Pensar o país em macro-regiões e atuar concentradamente
nessas regiões, de acordo com diretrizes apropriadas às
mesmas. Sem maior detalhamento, mas ilustrando parte das formas de ação,
diria que nos três estados do Sul todo o apoio deveria ser na forma
de diversas linhas de crédito para a agricultura familiar, modernizando-a
tecnologicamente e cooperando para a sua maior inserção
nos mercados, inclusive os internacionais. Associado a tal fato, um fortíssimo
programa de capacitação desse amplo grupo social, responsável
por uma imensa parcela da produção agrícola e com
potencialidades extraordinárias. Programas específicos para
erradicar a miséria do campo seriam concentrados no nordeste rural,
onde está aproximadamente a metade dos pobres rurais do Brasil.
Nesse caso, um imediato, amplo e incisivo programa de reforma agrária,
associado a esforços consideráveis para instalar processos
produtivos mais modernos, tecnologicamente, assim fazendo o caminho que
os agricultores familiares do sul já fizeram há quase três
décadas.
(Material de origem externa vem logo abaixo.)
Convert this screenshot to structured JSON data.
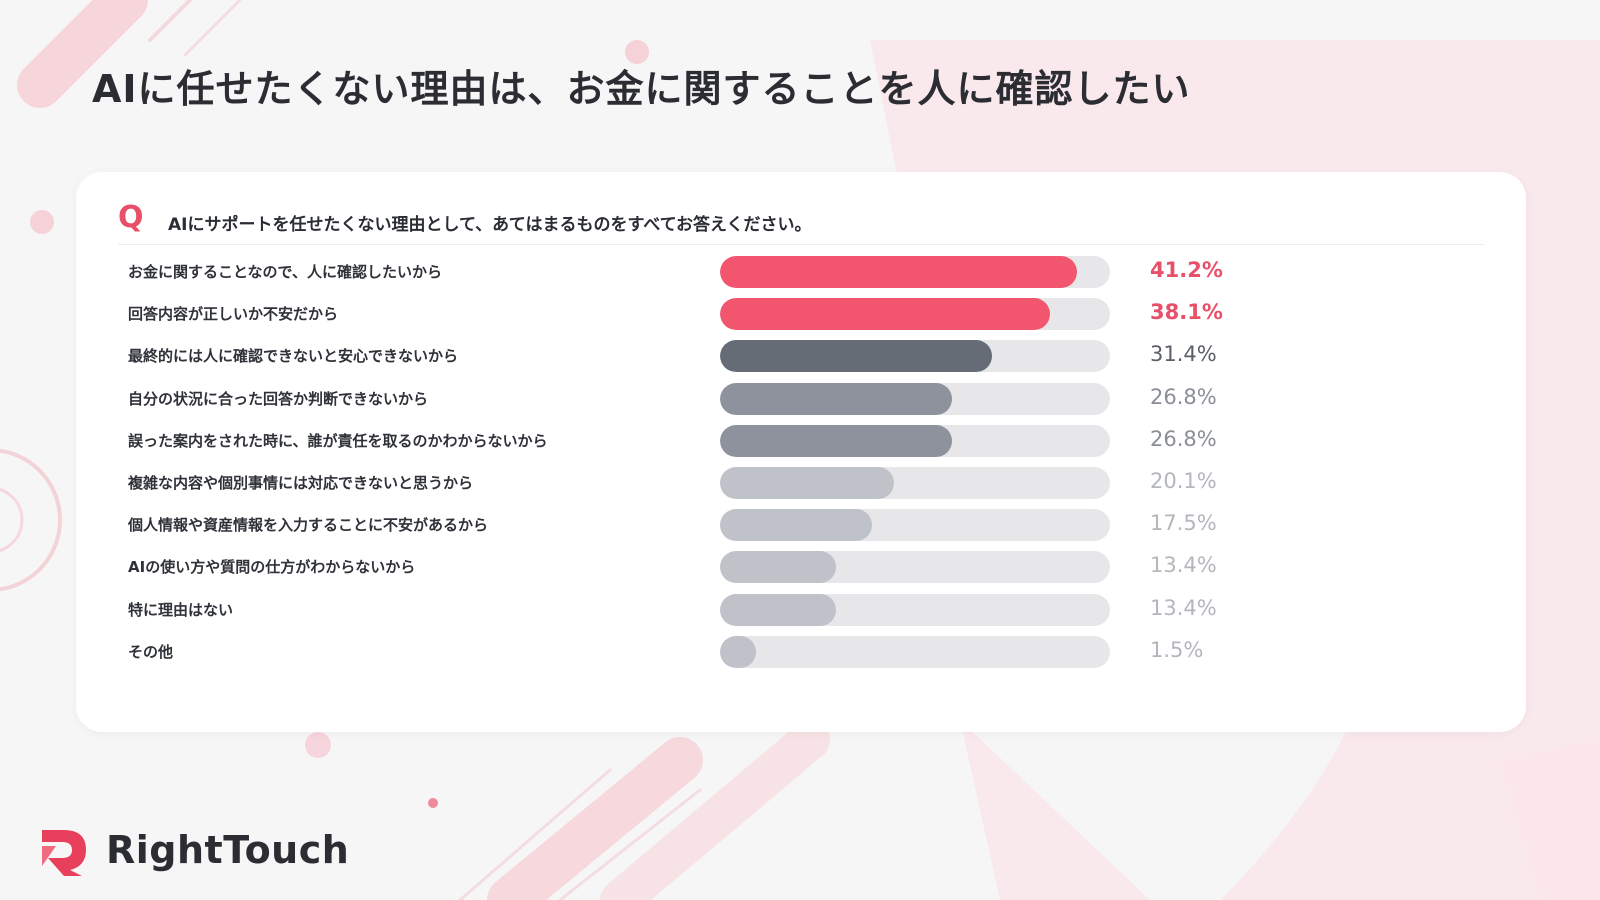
{
  "title": "AIに任せたくない理由は、お金に関することを人に確認したい",
  "question": {
    "mark": "Q",
    "text": "AIにサポートを任せたくない理由として、あてはまるものをすべてお答えください。"
  },
  "colors": {
    "accent": "#f2566f",
    "accent_text": "#e8506a",
    "tier2": "#666c76",
    "tier3": "#8e929c",
    "tier4": "#bfc2c8",
    "track": "#e7e7ea"
  },
  "chart_data": {
    "type": "bar",
    "orientation": "horizontal",
    "unit": "%",
    "xlim": [
      0,
      45
    ],
    "categories": [
      "お金に関することなので、人に確認したいから",
      "回答内容が正しいか不安だから",
      "最終的には人に確認できないと安心できないから",
      "自分の状況に合った回答か判断できないから",
      "誤った案内をされた時に、誰が責任を取るのかわからないから",
      "複雑な内容や個別事情には対応できないと思うから",
      "個人情報や資産情報を入力することに不安があるから",
      "AIの使い方や質問の仕方がわからないから",
      "特に理由はない",
      "その他"
    ],
    "values": [
      41.2,
      38.1,
      31.4,
      26.8,
      26.8,
      20.1,
      17.5,
      13.4,
      13.4,
      1.5
    ],
    "value_labels": [
      "41.2%",
      "38.1%",
      "31.4%",
      "26.8%",
      "26.8%",
      "20.1%",
      "17.5%",
      "13.4%",
      "13.4%",
      "1.5%"
    ],
    "grid": false,
    "legend": "none"
  },
  "brand": {
    "name": "RightTouch",
    "logo_icon": "righttouch-logo-icon"
  }
}
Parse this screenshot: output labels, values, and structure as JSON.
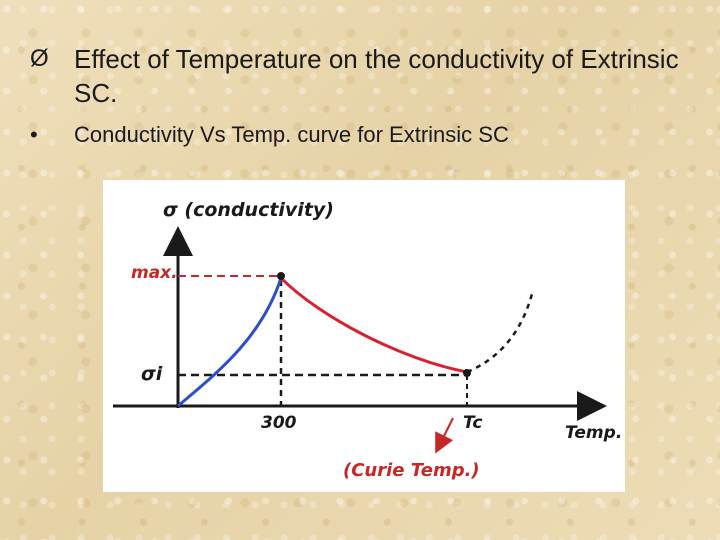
{
  "slide": {
    "title_bullet": "Ø",
    "title": "Effect of Temperature on the conductivity of Extrinsic SC.",
    "bullet_symbol": "•",
    "bullet": "Conductivity Vs Temp. curve for Extrinsic SC"
  },
  "figure": {
    "y_axis_label": "σ (conductivity)",
    "x_axis_label": "Temp.",
    "max_label": "max.",
    "sigma_i_label": "σi",
    "x_tick_300": "300",
    "x_tick_tc": "Tc",
    "curie_note": "(Curie Temp.)",
    "colors": {
      "rising_curve": "#2b4fc4",
      "falling_curve": "#d8202e",
      "axes": "#1a1a1a",
      "max_label": "#c62828",
      "curie_note": "#c62828"
    }
  }
}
No centro-oeste, embora um território cuja formação
das grandes propriedades têm na sua origem, quase sempre, a fraude
cartorial, é impossível deixar de considerar o seu peso
específico, em termos produtivos. O centro-oeste produz atualmente
metade da produção agrícola brasileira e rapidamente
irá ser a mais importante fronteira produtiva do mundo rural. Dessa
forma, aqui a única política do momento é apoiar
o desenvolvimento desse segmento produtivo, apenas exigindo que cumpra
suas funções sociais, previstas constitucionalmente, no
que diz respeito aos direitos trabalhistas e aos imperativos ambientais.
Há ainda óbvios aspectos fundamentais a serem sempre lembrados:
as razões de pragmatismo exigidas pela necessidade de alimentar
um país tão populoso, a diversidade regional que se acentuou
nos últimos trinta anos, os novos e irreversíveis imperativos
ambientais, entre outros que conformariam um plano de desenvolvimento
rural para o país, infelizmente ainda inexistente.